24 nov 2010 Attention ! cette conférence est annulée. Nous vous prions d’excuser ce changement de programme.
Conférence de Jean Clair, écrivain, essayiste et historien de l’art.
La guillotine ne fut pas l’invention du Dr. Guillotin. Sa machinerie, utilisée dès la Renaissance, fut perfectionnée par le Dr.
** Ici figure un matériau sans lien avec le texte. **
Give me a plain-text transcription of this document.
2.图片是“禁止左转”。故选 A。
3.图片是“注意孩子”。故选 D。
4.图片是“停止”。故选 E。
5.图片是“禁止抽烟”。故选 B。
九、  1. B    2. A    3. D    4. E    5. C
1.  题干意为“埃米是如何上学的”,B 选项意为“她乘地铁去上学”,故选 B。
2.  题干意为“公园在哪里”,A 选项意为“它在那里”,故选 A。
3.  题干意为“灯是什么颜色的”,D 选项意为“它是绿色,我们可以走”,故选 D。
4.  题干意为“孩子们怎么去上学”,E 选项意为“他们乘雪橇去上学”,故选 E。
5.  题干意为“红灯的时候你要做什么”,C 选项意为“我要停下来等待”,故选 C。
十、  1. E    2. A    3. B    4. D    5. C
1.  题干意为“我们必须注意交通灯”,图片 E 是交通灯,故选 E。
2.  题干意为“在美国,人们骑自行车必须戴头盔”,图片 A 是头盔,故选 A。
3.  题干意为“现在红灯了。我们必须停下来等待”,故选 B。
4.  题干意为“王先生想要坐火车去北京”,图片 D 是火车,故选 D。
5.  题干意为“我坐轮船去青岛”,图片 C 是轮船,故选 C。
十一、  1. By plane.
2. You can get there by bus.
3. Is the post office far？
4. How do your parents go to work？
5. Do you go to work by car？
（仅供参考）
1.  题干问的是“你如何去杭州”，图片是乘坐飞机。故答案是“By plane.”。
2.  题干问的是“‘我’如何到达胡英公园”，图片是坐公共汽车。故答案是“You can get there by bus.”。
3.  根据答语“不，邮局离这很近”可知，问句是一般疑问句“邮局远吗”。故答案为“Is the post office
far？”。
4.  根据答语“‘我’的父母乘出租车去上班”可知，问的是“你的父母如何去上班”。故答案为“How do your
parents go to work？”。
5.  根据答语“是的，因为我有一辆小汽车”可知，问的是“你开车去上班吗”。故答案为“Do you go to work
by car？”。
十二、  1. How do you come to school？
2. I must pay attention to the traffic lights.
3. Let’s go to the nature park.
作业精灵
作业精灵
Louis – d’où son surnom, « la Louisette » – mais surtout par un certain Tobias Schmidt, facteur de clavecin qui inventa le détail qui fit de la guillotine une véritable machine, commandée à distance et fonctionnant inlassablement… Vingt ans auparavant, Diderot avait trouvé dans le clavecin l’image du fonctionnement des fibres sensibles du corps humain, tout en développant, dans l’Encyclopédie, ses théories sur l’anatomie et sur la dissection…
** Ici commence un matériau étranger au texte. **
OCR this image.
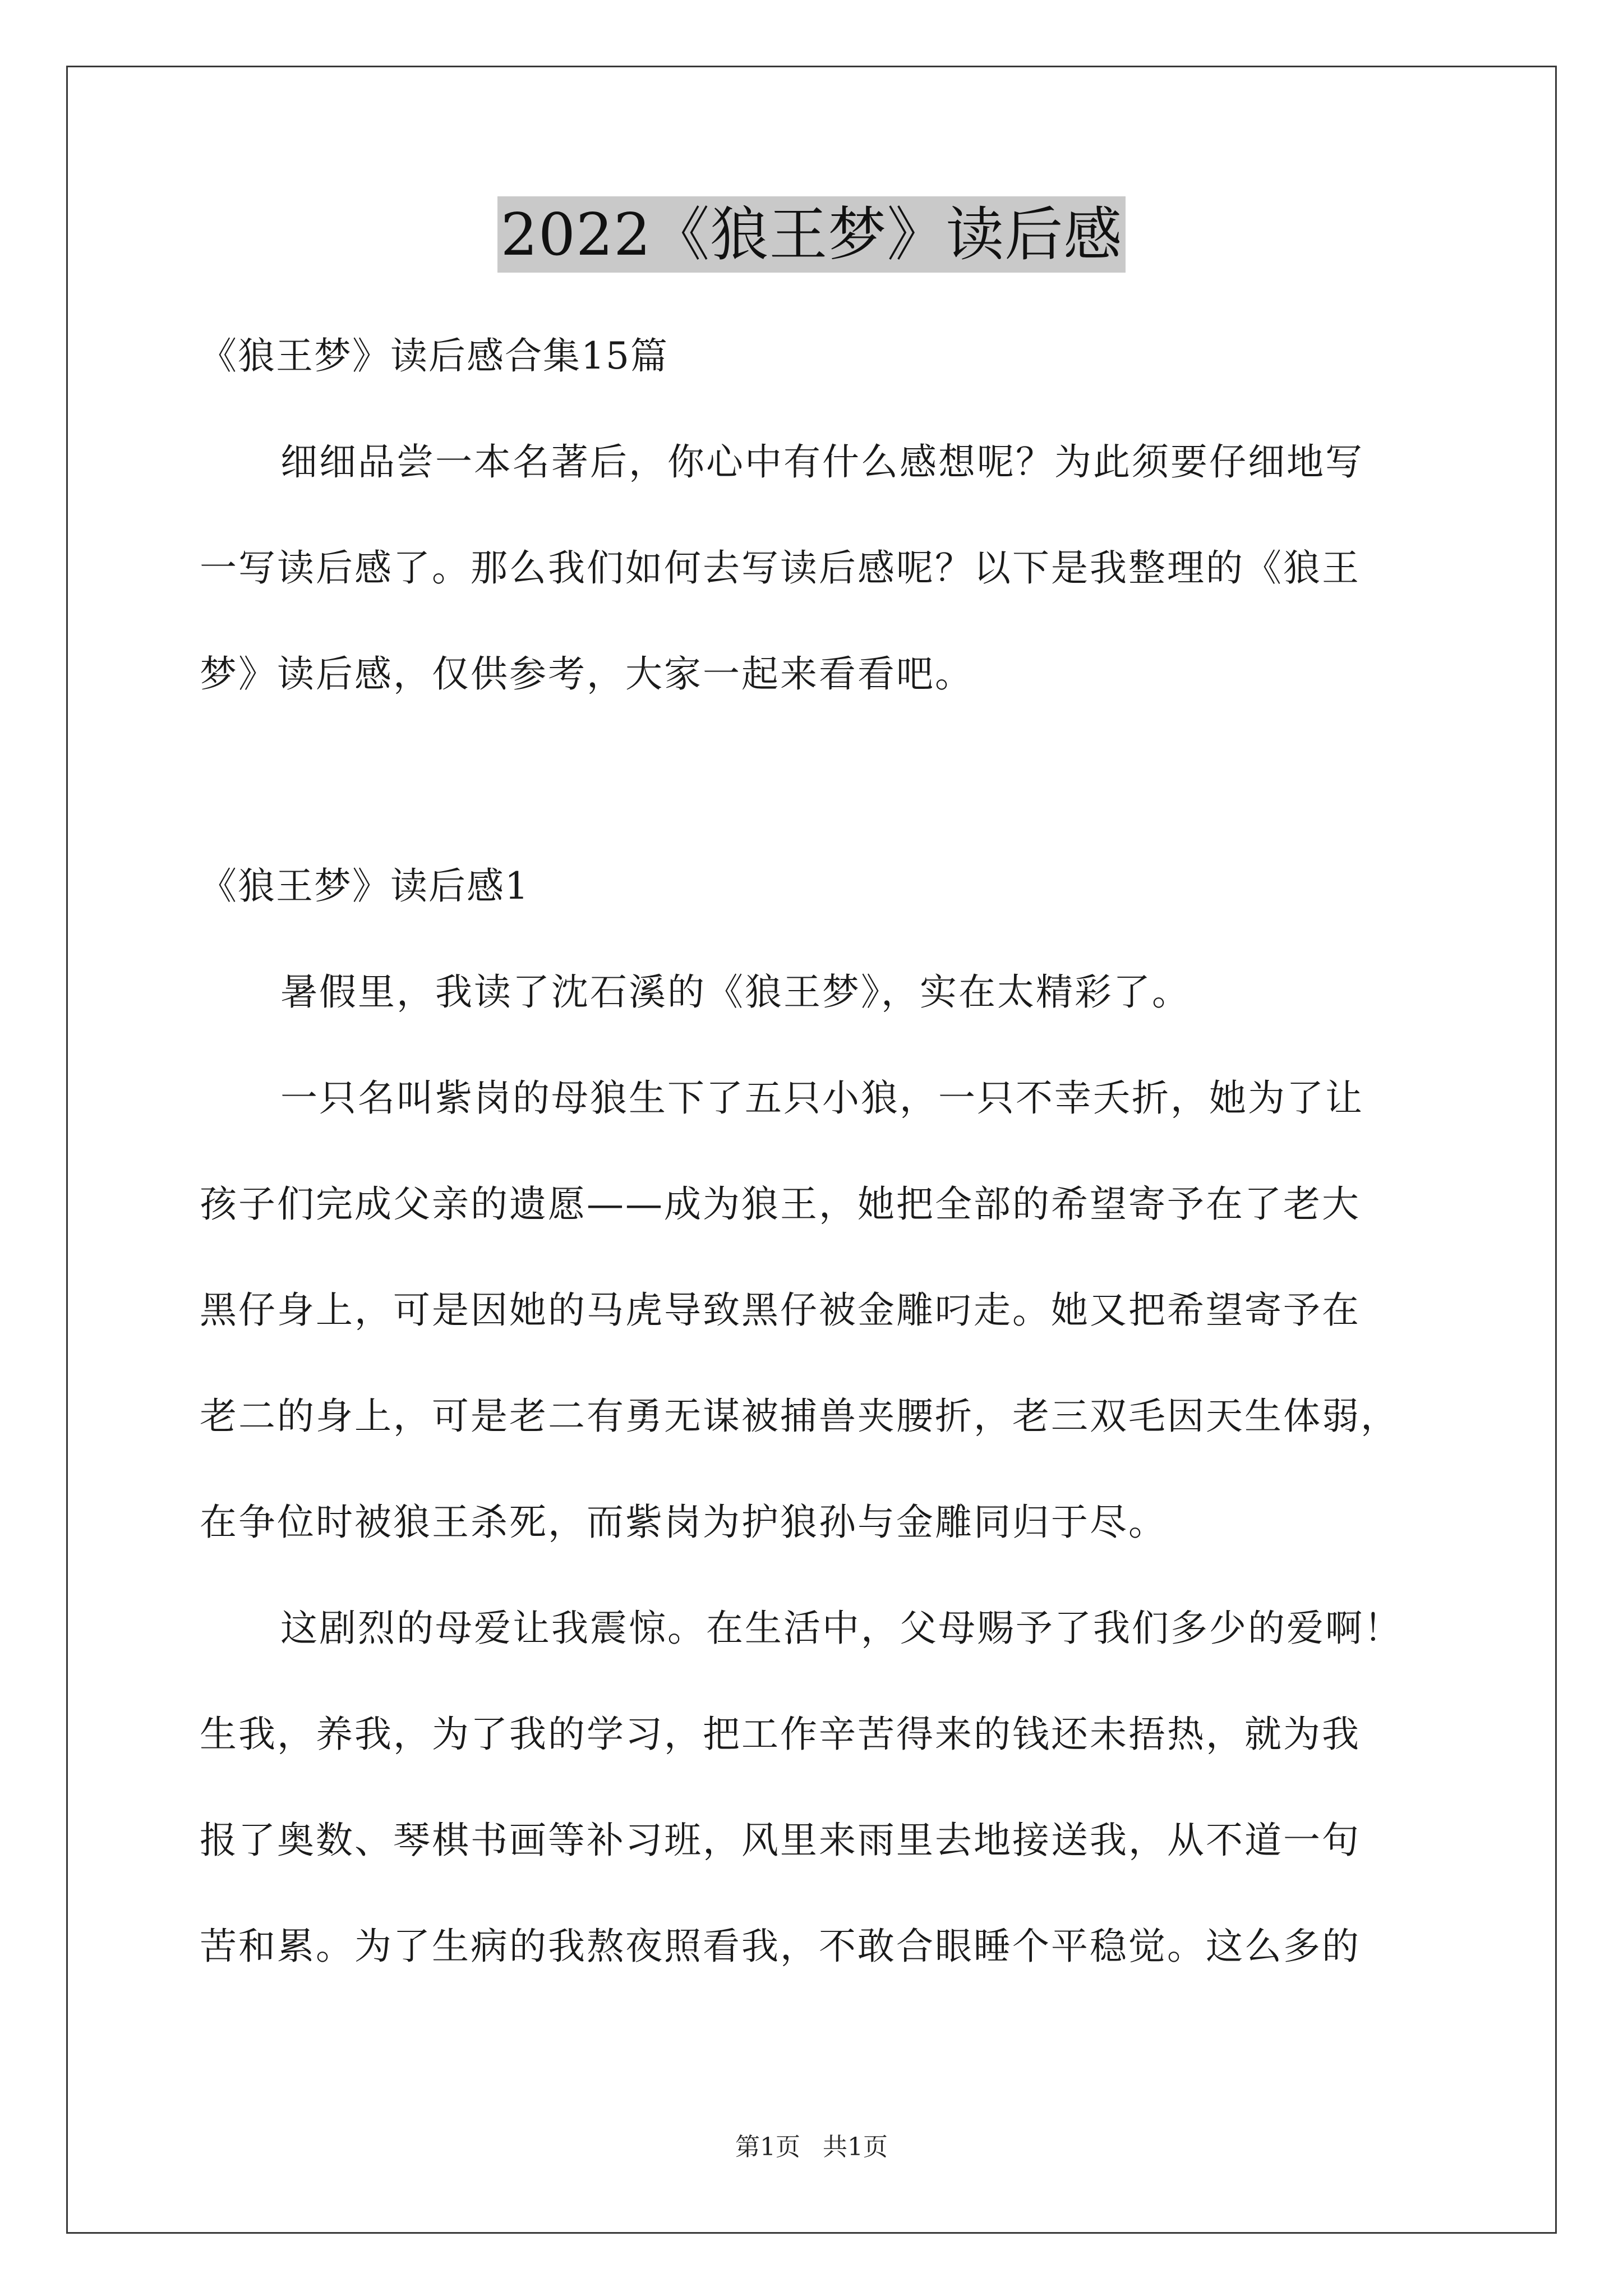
2022《狼王梦》读后感
《狼王梦》读后感合集15篇
细细品尝一本名著后，你心中有什么感想呢？为此须要仔细地写
一写读后感了。那么我们如何去写读后感呢？以下是我整理的《狼王
梦》读后感，仅供参考，大家一起来看看吧。
《狼王梦》读后感1
暑假里，我读了沈石溪的《狼王梦》，实在太精彩了。
一只名叫紫岗的母狼生下了五只小狼，一只不幸夭折，她为了让
孩子们完成父亲的遗愿——成为狼王，她把全部的希望寄予在了老大
黑仔身上，可是因她的马虎导致黑仔被金雕叼走。她又把希望寄予在
老二的身上，可是老二有勇无谋被捕兽夹腰折，老三双毛因天生体弱，
在争位时被狼王杀死，而紫岗为护狼孙与金雕同归于尽。
这剧烈的母爱让我震惊。在生活中，父母赐予了我们多少的爱啊！
生我，养我，为了我的学习，把工作辛苦得来的钱还未捂热，就为我
报了奥数、琴棋书画等补习班，风里来雨里去地接送我，从不道一句
苦和累。为了生病的我熬夜照看我，不敢合眼睡个平稳觉。这么多的
第1页 共1页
Or, dès que ce nouveau mécanisme fonctionne, la dissection du corps humain, ou plutôt sa bisection, entraine un profond bouleversement de la sensibilité. Physiologistes, médecins, philosophes, écrivains s’interrogent sur la nature d’une tête séparée d’un corps et d’un corps privé de sa tête… Combien de temps vivent-ils encore, pensent-ils, séparés ? Cette interrogation alimente tout l’imaginaire du roman, de Poe à Villiers de l’Isle Adam, mais aussi la science médicale, de Suë à Cabanis. L’être humain devient zombi, spectre, monstre à la Frankenstein. L’idéal des Lumières qui croyait créer la mort humanitaire, indolore et égalitaire par la machine nommée « guillotine », donne en réalité naissance à la fantasmagorie du romantisme noir…
Cycle « Les amphis des lettres au présent » organisé en partenariat avec l’UFR Lettres et langues de l’université de Poitiers, sous la direction scientifique de Stéphane Bikialo, maître de conférences en Langue et littérature françaises et de Anne-Cécile Guilbard, maître de conférences en Littérature française et esthétique, université de Poitiers.